In comments filed Wednesday with the U.S. Surface Transportation Board (STB), the federal agency that oversees what remains of rail regulation, UPS said the agency's proposal to implement a railcar switching scheme will compromise the velocity of the nation's rail network and force the railroads to incur significant capital costs that might hurt their service and raise prices.
"Ultimately, if rail intermodal service levels fall below UPS' time-in-transit obligation standards, we would have no business option" but to shift intermodal traffic back to the highway, UPS said.
Atlanta-based UPS moves about 3,000 containers and trailers on the rail network each day, and spends approximately $1 billion a year with the railroads. It has used the railroads for about 40 years, and was long considered the rail industry's single-largest intermodal customer. UPS ships the equivalent of 6 percent of the nation's gross domestic product. It also wields significant lobbying clout on Capitol Hill and with the federal agencies involved in transportation.
UPS would not be directly affected by the STB's railcar switching proposal, as it is aimed at shippers of bulk commodities that are captive to the railroads. However, Thomas F. Jensen, UPS' vice president of transportation policy, said in a phone interview today that the company is concerned that any fallout from rail-carload service problems would "bleed over" into the intermodal arena where UPS is a huge player.
With abundant measurement tools at its disposal, UPS would know if rail service levels were being impacted and, by extension, if its own commitments were being jeopardized, Jensen said.

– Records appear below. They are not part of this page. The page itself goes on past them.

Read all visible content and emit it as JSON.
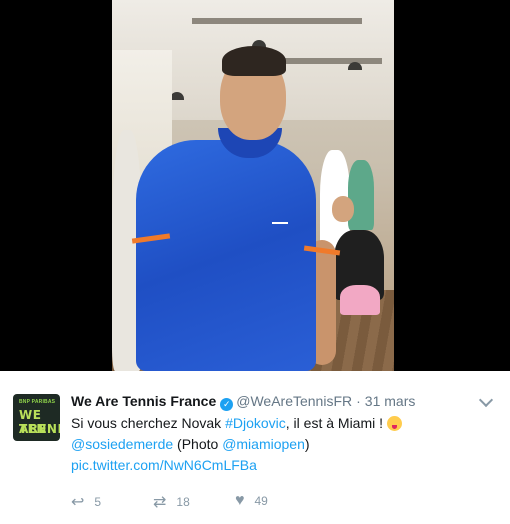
{
  "tweet": {
    "display_name": "We Are Tennis France",
    "handle": "@WeAreTennisFR",
    "separator": "·",
    "date": "31 mars",
    "avatar": {
      "brand_text": "BNP PARIBAS",
      "line1": "WE ARE",
      "line2": "TENNIS"
    },
    "text": {
      "part1": "Si vous cherchez Novak ",
      "hashtag": "#Djokovic",
      "part2": ", il est à Miami ! ",
      "mention1": "@sosiedemerde",
      "part3": " (Photo ",
      "mention2": "@miamiopen",
      "part4": ")",
      "pic_link": "pic.twitter.com/NwN6CmLFBa"
    },
    "actions": {
      "reply_count": "5",
      "retweet_count": "18",
      "like_count": "49"
    }
  },
  "icons": {
    "verified": "verified-badge-icon",
    "more": "chevron-down-icon",
    "reply": "reply-icon",
    "retweet": "retweet-icon",
    "like": "heart-icon"
  },
  "colors": {
    "link": "#1da1f2",
    "muted": "#657786",
    "text": "#14171a"
  }
}
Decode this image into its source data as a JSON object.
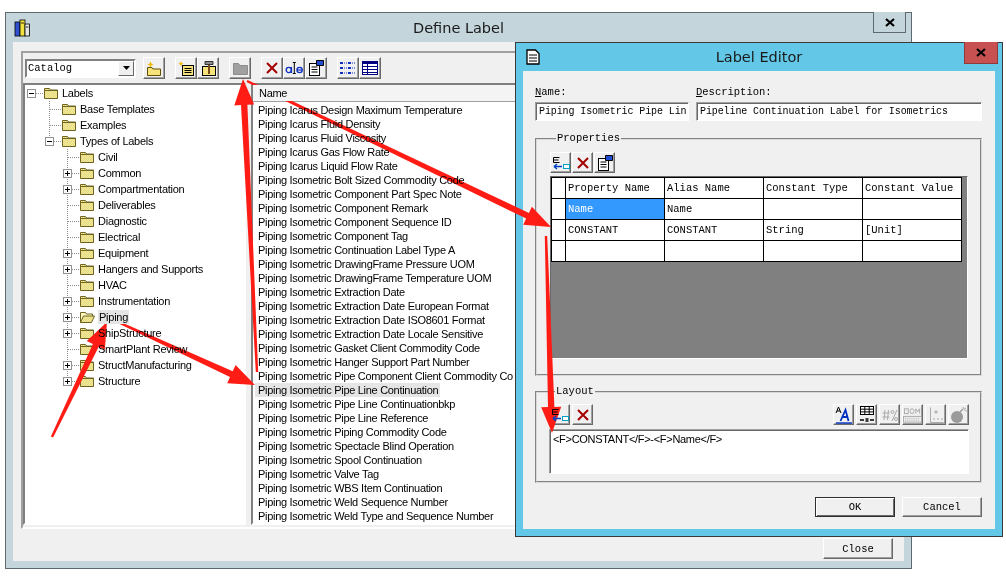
{
  "define_label_window": {
    "title": "Define Label",
    "toolbar": {
      "catalog_dropdown": {
        "value": "Catalog"
      },
      "button_groups": [
        [
          {
            "disabled": false
          }
        ],
        [
          {
            "disabled": false
          },
          {
            "disabled": false
          }
        ],
        [
          {
            "disabled": true
          }
        ],
        [
          {
            "disabled": false
          },
          {
            "disabled": false
          },
          {
            "disabled": false
          }
        ],
        [
          {
            "disabled": false
          },
          {
            "disabled": false
          }
        ]
      ]
    },
    "tree": [
      {
        "label": "Labels",
        "expanded": true,
        "selected": false,
        "children": [
          {
            "label": "Base Templates",
            "selected": false
          },
          {
            "label": "Examples",
            "selected": false
          },
          {
            "label": "Types of Labels",
            "expanded": true,
            "selected": false,
            "children": [
              {
                "label": "Civil",
                "selected": false
              },
              {
                "label": "Common",
                "expanded": false,
                "selected": false
              },
              {
                "label": "Compartmentation",
                "expanded": false,
                "selected": false
              },
              {
                "label": "Deliverables",
                "selected": false
              },
              {
                "label": "Diagnostic",
                "selected": false
              },
              {
                "label": "Electrical",
                "selected": false
              },
              {
                "label": "Equipment",
                "expanded": false,
                "selected": false
              },
              {
                "label": "Hangers and Supports",
                "expanded": false,
                "selected": false
              },
              {
                "label": "HVAC",
                "selected": false
              },
              {
                "label": "Instrumentation",
                "expanded": false,
                "selected": false
              },
              {
                "label": "Piping",
                "expanded": false,
                "selected": true
              },
              {
                "label": "ShipStructure",
                "expanded": false,
                "selected": false
              },
              {
                "label": "SmartPlant Review",
                "selected": false
              },
              {
                "label": "StructManufacturing",
                "expanded": false,
                "selected": false
              },
              {
                "label": "Structure",
                "expanded": false,
                "selected": false
              }
            ]
          }
        ]
      }
    ],
    "list": {
      "columns": [
        "Name"
      ],
      "items": [
        {
          "label": "Piping Icarus Design Maximum Temperature",
          "selected": false
        },
        {
          "label": "Piping Icarus Fluid Density",
          "selected": false
        },
        {
          "label": "Piping Icarus Fluid Viscosity",
          "selected": false
        },
        {
          "label": "Piping Icarus Gas Flow Rate",
          "selected": false
        },
        {
          "label": "Piping Icarus Liquid Flow Rate",
          "selected": false
        },
        {
          "label": "Piping Isometric Bolt Sized Commodity Code",
          "selected": false
        },
        {
          "label": "Piping Isometric Component Part Spec Note",
          "selected": false
        },
        {
          "label": "Piping Isometric Component Remark",
          "selected": false
        },
        {
          "label": "Piping Isometric Component Sequence ID",
          "selected": false
        },
        {
          "label": "Piping Isometric Component Tag",
          "selected": false
        },
        {
          "label": "Piping Isometric Continuation Label Type A",
          "selected": false
        },
        {
          "label": "Piping Isometric DrawingFrame Pressure UOM",
          "selected": false
        },
        {
          "label": "Piping Isometric DrawingFrame Temperature UOM",
          "selected": false
        },
        {
          "label": "Piping Isometric Extraction Date",
          "selected": false
        },
        {
          "label": "Piping Isometric Extraction Date European Format",
          "selected": false
        },
        {
          "label": "Piping Isometric Extraction Date ISO8601 Format",
          "selected": false
        },
        {
          "label": "Piping Isometric Extraction Date Locale Sensitive",
          "selected": false
        },
        {
          "label": "Piping Isometric Gasket Client Commodity Code",
          "selected": false
        },
        {
          "label": "Piping Isometric Hanger Support Part Number",
          "selected": false
        },
        {
          "label": "Piping Isometric Pipe Component Client Commodity Co",
          "selected": false
        },
        {
          "label": "Piping Isometric Pipe Line Continuation",
          "selected": true
        },
        {
          "label": "Piping Isometric Pipe Line Continuationbkp",
          "selected": false
        },
        {
          "label": "Piping Isometric Pipe Line Reference",
          "selected": false
        },
        {
          "label": "Piping Isometric Piping Commodity Code",
          "selected": false
        },
        {
          "label": "Piping Isometric Spectacle Blind Operation",
          "selected": false
        },
        {
          "label": "Piping Isometric Spool Continuation",
          "selected": false
        },
        {
          "label": "Piping Isometric Valve Tag",
          "selected": false
        },
        {
          "label": "Piping Isometric WBS Item Continuation",
          "selected": false
        },
        {
          "label": "Piping Isometric Weld Sequence Number",
          "selected": false
        },
        {
          "label": "Piping Isometric Weld Type and Sequence Number",
          "selected": false
        }
      ]
    },
    "buttons": [
      {
        "label": "Close"
      }
    ]
  },
  "label_editor_window": {
    "title": "Label Editor",
    "name_field": {
      "label": "Name:",
      "value": "Piping Isometric Pipe Lin"
    },
    "description_field": {
      "label": "Description:",
      "value": "Pipeline Continuation Label for Isometrics"
    },
    "properties": {
      "title": "Properties",
      "toolbar": [
        {
          "disabled": false
        },
        {
          "disabled": false
        },
        {
          "disabled": false
        }
      ],
      "columns": [
        "Property Name",
        "Alias Name",
        "Constant Type",
        "Constant Value"
      ],
      "rows": [
        {
          "cells": [
            "Name",
            "Name"
          ],
          "selected": true
        },
        {
          "cells": [
            "CONSTANT",
            "CONSTANT",
            "String",
            "[Unit]"
          ],
          "selected": false
        }
      ]
    },
    "layout": {
      "title": "Layout",
      "toolbar": [
        [
          {
            "disabled": false
          },
          {
            "disabled": false
          }
        ],
        [
          {
            "disabled": false
          },
          {
            "disabled": false
          },
          {
            "disabled": true
          },
          {
            "disabled": true
          },
          {
            "disabled": true
          },
          {
            "disabled": true
          }
        ]
      ],
      "text": "<F>CONSTANT</F>-<F>Name</F>"
    },
    "buttons": [
      {
        "label": "OK",
        "default": true
      },
      {
        "label": "Cancel",
        "default": false
      }
    ]
  }
}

Shipper and rail interests have been engaged in a five-year dispute before the STB over the need for new regulations governing the switching of carload traffic. In late July, the STB proposed to modify language to make it easier for shippers to prove the need for "reciprocal switching," where one railroad, for a fee, switches carloads to a rival carrier to give shippers access to facilities they might not otherwise reach.
Under the STB proposal, a shipper seeking reciprocal switching for its freight must show that the arrangement would be, in the agency's words, "practicable and in the public interest," or that it is "necessary to provide competitive rail service." The current standard, adopted in 1985 by the old Interstate Commerce Commission, the STB's forerunner agency, requires shippers to prove that reciprocal switching would be necessary to "prevent an anticompetitive act." Since 1985, almost no shipper requests for reciprocal switching have been filed, and none have been granted.
In July 2011, the National Industrial Transportation League, which represents industrial companies that are heavy rail users, proposed that a captive shipper or receiver—a business that can only use one mode or even just one railroad—be allowed to gain access to a second railroad as long as the customer's facility is located within a 30-mile radius of an interchange where regular switching occurs. The switch would not take place if the railroad faced with the revenue loss from switching could prove that the practice was unsafe or would impair existing rail service, under the NIT League proposal.
Rail interests and free-market advocacy groups have criticized the NIT League proposal and the STB's July decision as steps toward re-regulating an industry that has been free of most economic regulation since 1980, and which in the ensuing decades has dramatically improved its service and prospered without the need for taxpayer dollars.
Big shipper interests said the actions represent commonsense reform that will require railroads to compete with one another and free currently captive shippers from the twin burdens of high freight rates and less-reliable rail service.